What was the moment or wine that really sparked your passion for working in the wine industry?
I worked in hospitality part time to help fund my first University degree way back in 1991. One of the casual jobs I had was working in events at the National Art Gallery in Canberra. My casual job in time transpired to the promotion as Manager of the catering sector of the Gallery, and it was then that I was exposed to a great cellar of iconic wines reserved for politician and dignitary VIP events. I remember sampling an aged Cullen Cabernet Merlot as a young 21 year old at one of these events, and it was a life changing moment for me. I knew then I wanted to specialise in wine.
From your time as a Sommelier, what made a wine stand out to you and what did you look for in a wine when curating lists for venues?
When creating wine lists, it’s important to choose wines that are most suited to both the cuisine and client market of the restaurant, and also to strike a balance between lesser known artisan wines, and some trusted and highly recognised producers.
There should be a mix of light-bodied to full-bodied white & red wines, and dry to sweet/dessert wines. If the restaurant is licensed, the list should also include a good mix of wine ‘by the glass’ options, and at different price points.
I always preferred creating running and adaptive wine lists. As food menus and seasons change, so should the wine list. Certain wines also inevitably run out of stock, so you need to be able to change/update the list regularly.

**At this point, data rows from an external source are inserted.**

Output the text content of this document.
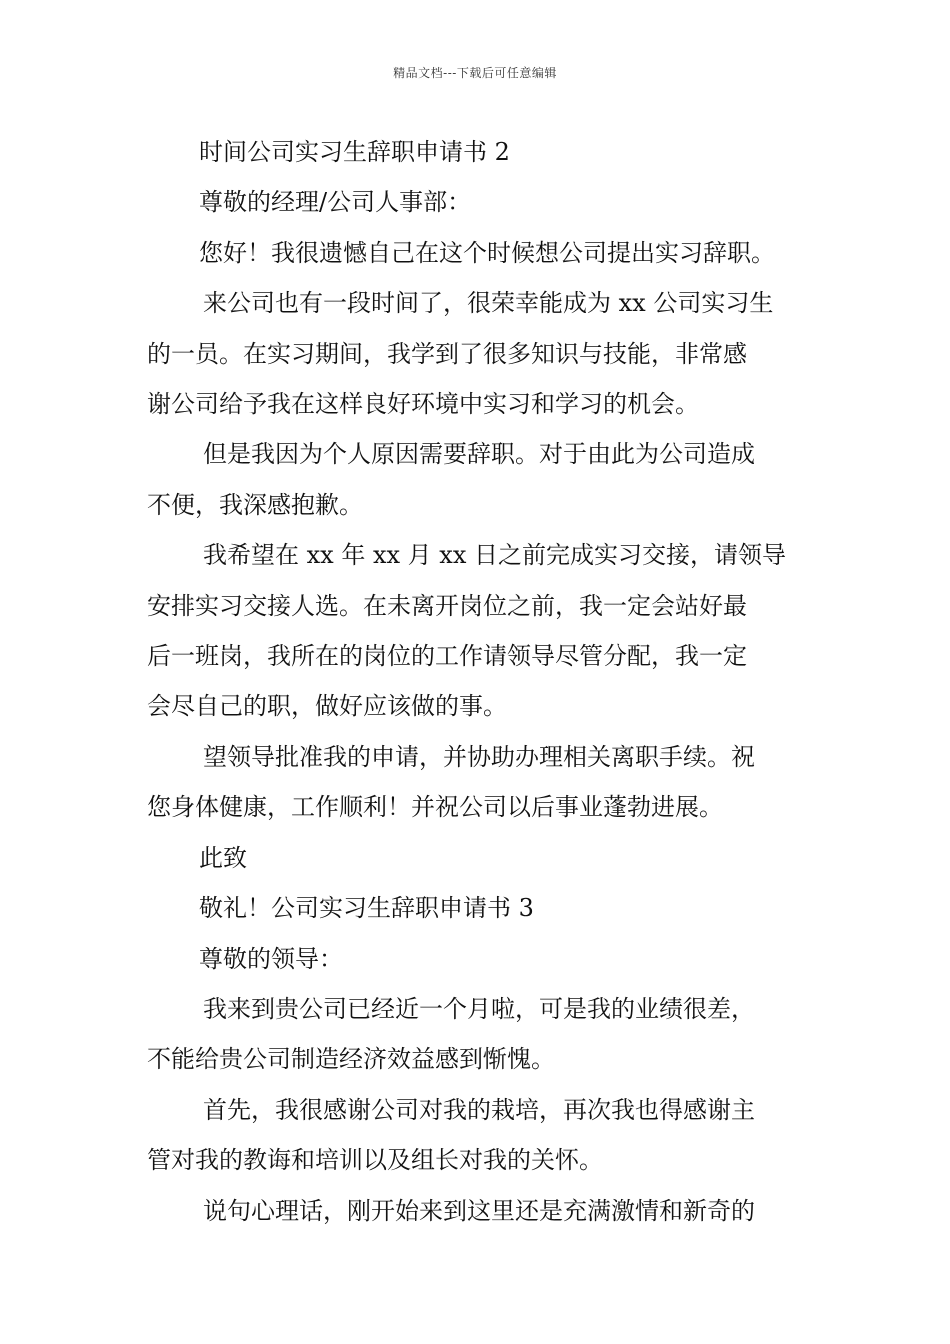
精品文档---下载后可任意编辑
时间公司实习生辞职申请书 2
尊敬的经理/公司人事部：
您好！我很遗憾自己在这个时候想公司提出实习辞职。
来公司也有一段时间了，很荣幸能成为 xx 公司实习生
的一员。在实习期间，我学到了很多知识与技能，非常感
谢公司给予我在这样良好环境中实习和学习的机会。
但是我因为个人原因需要辞职。对于由此为公司造成
不便，我深感抱歉。
我希望在 xx 年 xx 月 xx 日之前完成实习交接，请领导
安排实习交接人选。在未离开岗位之前，我一定会站好最
后一班岗，我所在的岗位的工作请领导尽管分配，我一定
会尽自己的职，做好应该做的事。
望领导批准我的申请，并协助办理相关离职手续。祝
您身体健康，工作顺利！并祝公司以后事业蓬勃进展。
此致
敬礼！公司实习生辞职申请书 3
尊敬的领导：
我来到贵公司已经近一个月啦，可是我的业绩很差，
不能给贵公司制造经济效益感到惭愧。
首先，我很感谢公司对我的栽培，再次我也得感谢主
管对我的教诲和培训以及组长对我的关怀。
说句心理话，刚开始来到这里还是充满激情和新奇的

Gone are the days when customers dine at a restaurant just because of the food. The expected dining experience nowadays from bistro to fine dining is the full gamat – a combination of food, beverage, service and atmosphere. Bland, lazy, rigid wine lists will inevitably lead to a lack of repeat business.
It’s a Sunday afternoon, you have nothing to do and not a care in the world. What wine(s) are you drinking, what snack are you pairing it with and what song are you listening to?
Wow, it’s like you know me too well!
Depending on the weather and company, it’s likely to be an Australian or German Riesling, Loire Valley Chenin Blanc, Chablis, Nebbiolo Langhe, New or Old world Pinot Noir, Bandol Rose or a Beaujolais. It’s a varied list I know, but they are generally my ‘go to’ wines on a nice relaxing Sunday arvo.
Funnily enough, we regularly have music playing on a Sunday afternoon at home. I have a ‘Sunday Chill’ playlist that I generally listen to, although often my kids inevitably wear me down and I end up listening to their playlists! I love music and many different genres, from Jack Johnson to Pearl Jam, and 60’s to current.
You can’t beat a Sunday arvo cheese and charcuterie plate. Any of the wines mentioned above would work with a mix of Cheeses, Meats, Olives, Tapenade, Pates, crusty bread etc. Frankly I wouldn’t get too bogged down with specific wine and food matches in such a relaxed setting, but for me the wine is always decided on before the food in this scenario!
If you could wake up in any wine region in the world tomorrow, which one would it be and what would be the first winery you would visit?
The populist answer to that question would be Burgundy and Domaine de la Romanee-Conti (DRC), but without question, Piedmont and the great Barolo’s are my weakness. The first winery I would visit would be Giacomo Conterno, and then onto Giuseppe Rinaldi. I could die a happy man with a glass of aged Conterno Monfortino in my hand!